気を取り直して、作った料理を味見してみる。いいと思うけど、自信が持てず、ランディーに声をかける。
「これ、味見してくれない? ランディー」
「俺が? わかった。──うん、おいしい」
「ありがとう」
「──ランディーって、『うまい』って言わず、『おいしい』って言うよな?」
「母さんに『皆様に感謝して、おいしいって言いなさい』って、言われてるからな」
「でも、えらいね?」
「ああ、ありがとう」
ランディーは、ふっと笑ってお礼を言いながら、手際よく料理を盛り付けていく。
「サンディー、これをテーブルに運んで」
「分かった!」
サンディーは喜んで料理をテーブルに運んでくれる。
──私もサラダを並べようかな?
「私もサラダを並べてくるね?」
「ああ、分かった」
ランディーの返事を聞いて、サラダを持って食堂に向かう。
すると、そこにはサンディーと話すアデルの姿があった。
「サンディー、お疲れ様です」
「アデルも、お疲れ様」
にこっと笑う二人。
「おいしそうなスープ! サンディーは本当に料理が上手ね」
「そうかな? ありがとう! アデルも料理上手だよね?」
「本当? ありがとう! 嬉しい!」
「またアデルと話してるの?」
ブリジットが二人の横から話しかけた。
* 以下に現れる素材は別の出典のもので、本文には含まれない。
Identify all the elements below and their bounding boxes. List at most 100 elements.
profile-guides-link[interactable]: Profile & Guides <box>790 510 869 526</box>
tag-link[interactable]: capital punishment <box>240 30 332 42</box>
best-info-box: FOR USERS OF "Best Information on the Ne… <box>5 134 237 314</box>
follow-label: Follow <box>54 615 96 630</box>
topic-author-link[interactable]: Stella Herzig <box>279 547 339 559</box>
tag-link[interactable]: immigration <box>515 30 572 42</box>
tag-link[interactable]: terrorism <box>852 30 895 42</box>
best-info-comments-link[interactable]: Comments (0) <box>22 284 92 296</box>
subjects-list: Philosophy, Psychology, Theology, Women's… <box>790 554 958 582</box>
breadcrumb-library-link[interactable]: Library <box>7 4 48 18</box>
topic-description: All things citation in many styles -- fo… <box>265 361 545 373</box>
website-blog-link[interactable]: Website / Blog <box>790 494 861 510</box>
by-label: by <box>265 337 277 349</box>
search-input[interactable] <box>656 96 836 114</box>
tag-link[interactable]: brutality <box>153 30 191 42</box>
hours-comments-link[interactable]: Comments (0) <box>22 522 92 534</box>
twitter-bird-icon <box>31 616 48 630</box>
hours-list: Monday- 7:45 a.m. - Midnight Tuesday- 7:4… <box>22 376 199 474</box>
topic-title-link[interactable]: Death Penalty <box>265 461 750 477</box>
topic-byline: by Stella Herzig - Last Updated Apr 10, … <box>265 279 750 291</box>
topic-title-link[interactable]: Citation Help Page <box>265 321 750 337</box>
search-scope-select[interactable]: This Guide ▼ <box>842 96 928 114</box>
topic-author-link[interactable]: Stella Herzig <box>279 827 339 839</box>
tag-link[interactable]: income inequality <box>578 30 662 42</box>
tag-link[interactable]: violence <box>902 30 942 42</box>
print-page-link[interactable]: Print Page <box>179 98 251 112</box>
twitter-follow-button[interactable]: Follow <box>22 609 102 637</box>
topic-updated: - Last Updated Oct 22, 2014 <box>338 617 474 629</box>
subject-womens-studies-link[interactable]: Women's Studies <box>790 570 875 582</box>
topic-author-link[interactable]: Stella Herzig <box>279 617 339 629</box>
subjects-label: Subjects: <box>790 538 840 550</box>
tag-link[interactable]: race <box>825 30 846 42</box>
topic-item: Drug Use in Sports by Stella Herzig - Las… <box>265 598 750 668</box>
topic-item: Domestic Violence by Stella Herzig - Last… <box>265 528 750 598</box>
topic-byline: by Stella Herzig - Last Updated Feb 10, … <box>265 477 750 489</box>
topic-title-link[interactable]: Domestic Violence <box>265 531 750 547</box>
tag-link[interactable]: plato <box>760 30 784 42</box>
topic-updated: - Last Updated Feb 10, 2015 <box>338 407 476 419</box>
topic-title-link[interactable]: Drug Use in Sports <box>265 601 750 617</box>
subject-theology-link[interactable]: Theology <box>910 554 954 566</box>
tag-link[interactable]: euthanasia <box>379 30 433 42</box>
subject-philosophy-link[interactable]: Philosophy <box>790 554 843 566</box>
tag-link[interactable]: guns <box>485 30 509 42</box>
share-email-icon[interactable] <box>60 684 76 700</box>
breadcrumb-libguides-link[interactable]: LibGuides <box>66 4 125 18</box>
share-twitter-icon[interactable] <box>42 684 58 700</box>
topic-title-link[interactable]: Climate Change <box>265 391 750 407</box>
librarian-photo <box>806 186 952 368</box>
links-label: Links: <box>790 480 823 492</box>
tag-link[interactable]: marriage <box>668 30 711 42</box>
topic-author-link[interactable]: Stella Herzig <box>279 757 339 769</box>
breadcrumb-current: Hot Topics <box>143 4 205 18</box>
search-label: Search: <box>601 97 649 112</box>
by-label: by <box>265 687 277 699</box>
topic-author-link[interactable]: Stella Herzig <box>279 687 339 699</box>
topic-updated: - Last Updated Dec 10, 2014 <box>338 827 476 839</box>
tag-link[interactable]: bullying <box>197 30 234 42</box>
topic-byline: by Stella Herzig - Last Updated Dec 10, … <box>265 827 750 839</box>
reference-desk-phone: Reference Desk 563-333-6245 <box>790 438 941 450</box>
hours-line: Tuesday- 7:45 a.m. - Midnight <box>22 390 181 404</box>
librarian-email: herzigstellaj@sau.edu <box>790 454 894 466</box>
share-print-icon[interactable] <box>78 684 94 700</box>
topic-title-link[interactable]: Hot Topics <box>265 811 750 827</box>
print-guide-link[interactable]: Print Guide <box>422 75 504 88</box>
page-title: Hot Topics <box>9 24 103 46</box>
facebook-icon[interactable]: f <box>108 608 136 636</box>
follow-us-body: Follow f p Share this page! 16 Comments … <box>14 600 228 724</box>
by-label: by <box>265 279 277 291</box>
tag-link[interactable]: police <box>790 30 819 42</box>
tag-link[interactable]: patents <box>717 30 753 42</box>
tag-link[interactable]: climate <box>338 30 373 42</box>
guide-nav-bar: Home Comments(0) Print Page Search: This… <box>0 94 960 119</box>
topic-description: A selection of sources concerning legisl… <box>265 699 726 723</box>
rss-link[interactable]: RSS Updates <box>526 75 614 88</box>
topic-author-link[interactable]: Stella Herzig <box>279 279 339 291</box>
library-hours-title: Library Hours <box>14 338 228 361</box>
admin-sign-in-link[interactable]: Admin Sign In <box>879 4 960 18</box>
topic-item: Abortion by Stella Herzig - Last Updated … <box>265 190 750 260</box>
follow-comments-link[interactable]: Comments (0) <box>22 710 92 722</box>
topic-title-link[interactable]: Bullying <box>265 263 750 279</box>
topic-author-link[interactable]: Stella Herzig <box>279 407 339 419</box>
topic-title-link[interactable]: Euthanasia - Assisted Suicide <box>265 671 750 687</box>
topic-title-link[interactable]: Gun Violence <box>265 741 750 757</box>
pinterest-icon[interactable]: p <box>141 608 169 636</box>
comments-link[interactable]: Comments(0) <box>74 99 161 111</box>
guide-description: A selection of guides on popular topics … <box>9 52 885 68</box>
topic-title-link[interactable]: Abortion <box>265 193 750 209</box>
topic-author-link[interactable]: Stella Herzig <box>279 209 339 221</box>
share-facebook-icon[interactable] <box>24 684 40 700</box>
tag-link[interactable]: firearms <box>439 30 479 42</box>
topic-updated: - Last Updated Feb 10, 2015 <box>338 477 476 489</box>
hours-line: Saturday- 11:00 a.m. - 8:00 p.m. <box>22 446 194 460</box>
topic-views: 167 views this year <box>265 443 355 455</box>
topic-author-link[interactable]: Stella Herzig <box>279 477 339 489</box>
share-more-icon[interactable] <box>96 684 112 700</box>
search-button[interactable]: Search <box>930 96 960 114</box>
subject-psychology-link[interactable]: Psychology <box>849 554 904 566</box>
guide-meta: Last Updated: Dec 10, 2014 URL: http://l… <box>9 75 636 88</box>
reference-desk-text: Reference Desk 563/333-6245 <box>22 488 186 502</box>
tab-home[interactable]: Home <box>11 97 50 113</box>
わたわたしているサンディーと、くすくす笑うアデルを遠くで眺める。
みんなと食事をするのは楽しい。どこの世界でも。
両親もいて、友達もいて。それでも、少しだけ寂しさを感じてしまう。
──何故かは分からないけど……。
見習い執事としての忙しい日々。
その中で、「少年の体で、他の人とどう接すればいいのかな?」ということを考える暇もなく、たくさんの仕事をこなし、疲れ切った体でお風呂に入り、そのうち少年の体にも慣れていった。
──これから、一体どうなるんだろう?
✤ ✤ ✤ ✤ ✤ ✤ ✤ ✤ ✤ ✤
ある日、私のお母様が妊娠していると聞き、寝る前に両親の部屋を訪れた。
「母上」
「アリクス」
こちらの世界での母親──アリーお母様は穏やかな笑顔を浮かべていた。
「気になって見に来たの?」
「はい、私の妹か弟になる子ですから。でも、『母上の顔を久しぶりに見たい』と思ったのも事実です」
お母様に向かって微笑む。
「そんなに他人行儀にならなくてもいいのよ? 貴方は私の息子なのだから」
「はい! ですが、私は──マンフリード様付きの執事とメイド長の息子ですから」
「そうね。──貴方が敬語なのは寂しいけれど。同時に、大人になっていく貴方の成長をとても嬉しく思うわ」
「母上──、ありがとうございます」
二人で安心したように微笑む。
──まだ、心の中で本当の母親とは思えない。まだ、心がついていかない。
でも、仲良くしたいと思う。
──妹のことも、本当の妹と思えるのかな?
その時に、ふと前の世界で一緒だった妹のことを思い出す。
──
胸にしまい込んだ切ない気持ちが呼び起こされる。
──あの日、帰って来なかった、妹の心美。
探しに行こうとした、あの時。ブレスレットが急に光って……。
──心美も、この世界にいるの?
✤ ✤ ✤ ✤ ✤ ✤ ✤ ✤ ✤ ✤
そして、八か月後。
私が五歳になった年に、妹──アリーゼは無事に産まれた。